Response section 10:
Dear esteemed reviewer, we thank you for your comment. We have extensively revised the tone of our conclusion and added more critical nuance, in order to directly address your comment. We thank you again for taking the time to review our work in such detail, and highly value your input. 

Reviewer 4 Report

Comments and Suggestions for Authors

The manuscript presents a robust methodology, and the authors appropriately acknowledge the heterogeneity of the data. However, the discussion could be strengthened by a deeper exploration of the molecular mechanisms involved in tissue regeneration. In addition, the manuscript shows significant issues in layout and formatting, requiring an extensive revision. Particular attention should be given to the organization of topics and the presentation of tables. The notation used to report the results in Table 4 is unclear and should be described in greater detail to ensure proper interpretation.

Author Response

Comment:
The manuscript presents a robust methodology, and the authors appropriately acknowledge the heterogeneity of the data. However, the discussion could be strengthened by a deeper exploration of the molecular mechanisms involved in tissue regeneration. In addition, the manuscript shows significant issues in layout and formatting, requiring an extensive revision. Particular attention should be given to the organization of topics and the presentation of tables. The notation used to report the results in Table 4 is unclear and should be described in greater detail to ensure proper interpretation. 

Response:
Thank you esteemed reviewer for your feedback. We have added further discussion regarding molecular mechanisms, and approaches to further this understanding to section 4.6. We have also clarified the notation under table 4. We have reorganised topics and the general formatting extensively to better align with the expectations of the IJMS journal.

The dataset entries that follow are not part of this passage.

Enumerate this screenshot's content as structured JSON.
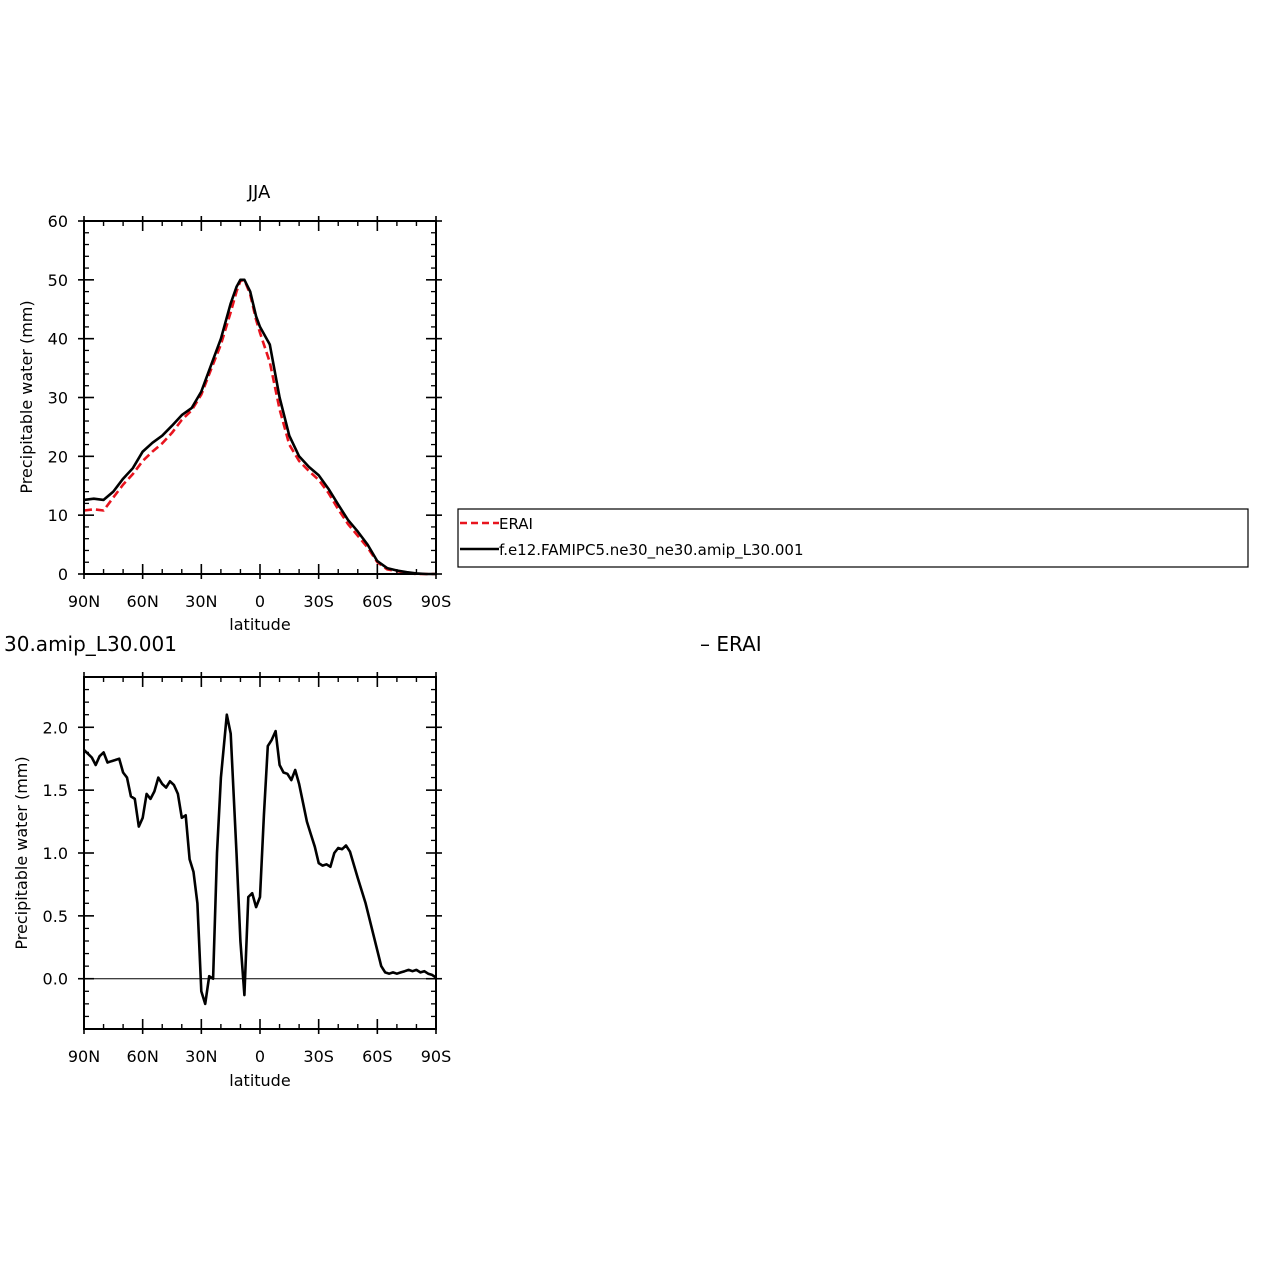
{
  "chart_data": [
    {
      "type": "line",
      "title": "JJA",
      "xlabel": "latitude",
      "ylabel": "Precipitable water (mm)",
      "xlim": [
        90,
        -90
      ],
      "ylim": [
        0,
        60
      ],
      "x_ticks": [
        90,
        60,
        30,
        0,
        -30,
        -60,
        -90
      ],
      "x_tick_labels": [
        "90N",
        "60N",
        "30N",
        "0",
        "30S",
        "60S",
        "90S"
      ],
      "y_ticks": [
        0,
        10,
        20,
        30,
        40,
        50,
        60
      ],
      "y_tick_labels": [
        "0",
        "10",
        "20",
        "30",
        "40",
        "50",
        "60"
      ],
      "legend": {
        "placement": "right",
        "entries": [
          "ERAI",
          "f.e12.FAMIPC5.ne30_ne30.amip_L30.001"
        ]
      },
      "series": [
        {
          "name": "ERAI",
          "color": "#e8141e",
          "dash": "dashed",
          "x": [
            90,
            85,
            80,
            75,
            70,
            65,
            60,
            55,
            50,
            45,
            40,
            35,
            30,
            25,
            20,
            15,
            12,
            10,
            8,
            5,
            2,
            0,
            -5,
            -10,
            -15,
            -20,
            -25,
            -30,
            -35,
            -40,
            -45,
            -50,
            -55,
            -60,
            -65,
            -70,
            -75,
            -80,
            -85,
            -90
          ],
          "values": [
            10.8,
            11.0,
            10.8,
            13.0,
            15.2,
            17.0,
            19.2,
            20.8,
            22.2,
            24.0,
            26.2,
            27.8,
            30.5,
            34.8,
            39.0,
            44.5,
            48.0,
            49.8,
            50.0,
            47.5,
            43.2,
            41.0,
            36.0,
            28.0,
            22.0,
            19.2,
            17.5,
            16.0,
            13.8,
            11.0,
            8.5,
            6.5,
            4.5,
            2.0,
            0.8,
            0.5,
            0.2,
            0.0,
            0.0,
            0.0
          ]
        },
        {
          "name": "f.e12.FAMIPC5.ne30_ne30.amip_L30.001",
          "color": "#000000",
          "dash": "solid",
          "x": [
            90,
            85,
            80,
            75,
            70,
            65,
            60,
            55,
            50,
            45,
            40,
            35,
            30,
            25,
            20,
            15,
            12,
            10,
            8,
            5,
            2,
            0,
            -5,
            -10,
            -15,
            -20,
            -25,
            -30,
            -35,
            -40,
            -45,
            -50,
            -55,
            -60,
            -65,
            -70,
            -75,
            -80,
            -85,
            -90
          ],
          "values": [
            12.6,
            12.8,
            12.6,
            14.0,
            16.2,
            18.0,
            20.8,
            22.3,
            23.5,
            25.2,
            27.0,
            28.2,
            31.0,
            35.5,
            40.0,
            46.0,
            48.8,
            50.0,
            50.0,
            48.0,
            43.8,
            42.0,
            39.0,
            30.0,
            23.5,
            20.0,
            18.2,
            16.8,
            14.5,
            11.8,
            9.2,
            7.2,
            5.0,
            2.2,
            1.0,
            0.6,
            0.3,
            0.1,
            0.0,
            0.0
          ]
        }
      ]
    },
    {
      "type": "line",
      "title": "30.amip_L30.001",
      "title_right": "– ERAI",
      "xlabel": "latitude",
      "ylabel": "Precipitable water (mm)",
      "xlim": [
        90,
        -90
      ],
      "ylim": [
        -0.4,
        2.4
      ],
      "x_ticks": [
        90,
        60,
        30,
        0,
        -30,
        -60,
        -90
      ],
      "x_tick_labels": [
        "90N",
        "60N",
        "30N",
        "0",
        "30S",
        "60S",
        "90S"
      ],
      "y_ticks": [
        0.0,
        0.5,
        1.0,
        1.5,
        2.0
      ],
      "y_tick_labels": [
        "0.0",
        "0.5",
        "1.0",
        "1.5",
        "2.0"
      ],
      "series": [
        {
          "color": "#000000",
          "x": [
            90,
            88,
            86,
            84,
            82,
            80,
            78,
            76,
            74,
            72,
            70,
            68,
            66,
            64,
            62,
            60,
            58,
            56,
            54,
            52,
            50,
            48,
            46,
            44,
            42,
            40,
            38,
            36,
            34,
            32,
            30,
            28,
            26,
            24,
            22,
            20,
            17,
            15,
            12,
            10,
            8,
            6,
            4,
            2,
            0,
            -2,
            -4,
            -6,
            -8,
            -10,
            -12,
            -14,
            -16,
            -18,
            -20,
            -22,
            -24,
            -26,
            -28,
            -30,
            -32,
            -34,
            -36,
            -38,
            -40,
            -42,
            -44,
            -46,
            -50,
            -54,
            -58,
            -62,
            -64,
            -66,
            -68,
            -70,
            -72,
            -74,
            -76,
            -78,
            -80,
            -82,
            -84,
            -86,
            -88,
            -90
          ],
          "values": [
            1.82,
            1.79,
            1.76,
            1.7,
            1.77,
            1.8,
            1.72,
            1.73,
            1.74,
            1.75,
            1.64,
            1.6,
            1.45,
            1.43,
            1.21,
            1.28,
            1.47,
            1.43,
            1.49,
            1.6,
            1.55,
            1.52,
            1.57,
            1.54,
            1.47,
            1.28,
            1.3,
            0.95,
            0.85,
            0.6,
            -0.1,
            -0.2,
            0.02,
            0.0,
            1.0,
            1.6,
            2.1,
            1.95,
            1.0,
            0.3,
            -0.13,
            0.65,
            0.68,
            0.57,
            0.65,
            1.3,
            1.85,
            1.9,
            1.97,
            1.7,
            1.64,
            1.63,
            1.58,
            1.66,
            1.55,
            1.4,
            1.25,
            1.15,
            1.05,
            0.92,
            0.9,
            0.91,
            0.89,
            1.0,
            1.04,
            1.03,
            1.06,
            1.01,
            0.8,
            0.6,
            0.35,
            0.1,
            0.05,
            0.04,
            0.05,
            0.04,
            0.05,
            0.06,
            0.07,
            0.06,
            0.07,
            0.05,
            0.06,
            0.04,
            0.03,
            0.01
          ]
        }
      ]
    }
  ]
}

We thank you again for your feedback, and have implemented it directly into our revised manuscript. This is exemplified by the reformatted tables, and additional sections added to the discussion to improve its depth. We thank you again for taking the time to provide us with detailed feedback, and have found this process thoroughly informative.

Round 2

Reviewer 1 Report

Comments and Suggestions for Authors

Authors have addressed the comments to my satisfaction. No further corrections required.

Reviewer 4 Report

Comments and Suggestions for Authors

The authors have successfully addressed the suggested changes. The current version of the manuscript has been significantly improved. For the final submission, we recommend a careful review of the manuscript's layout and formatting details.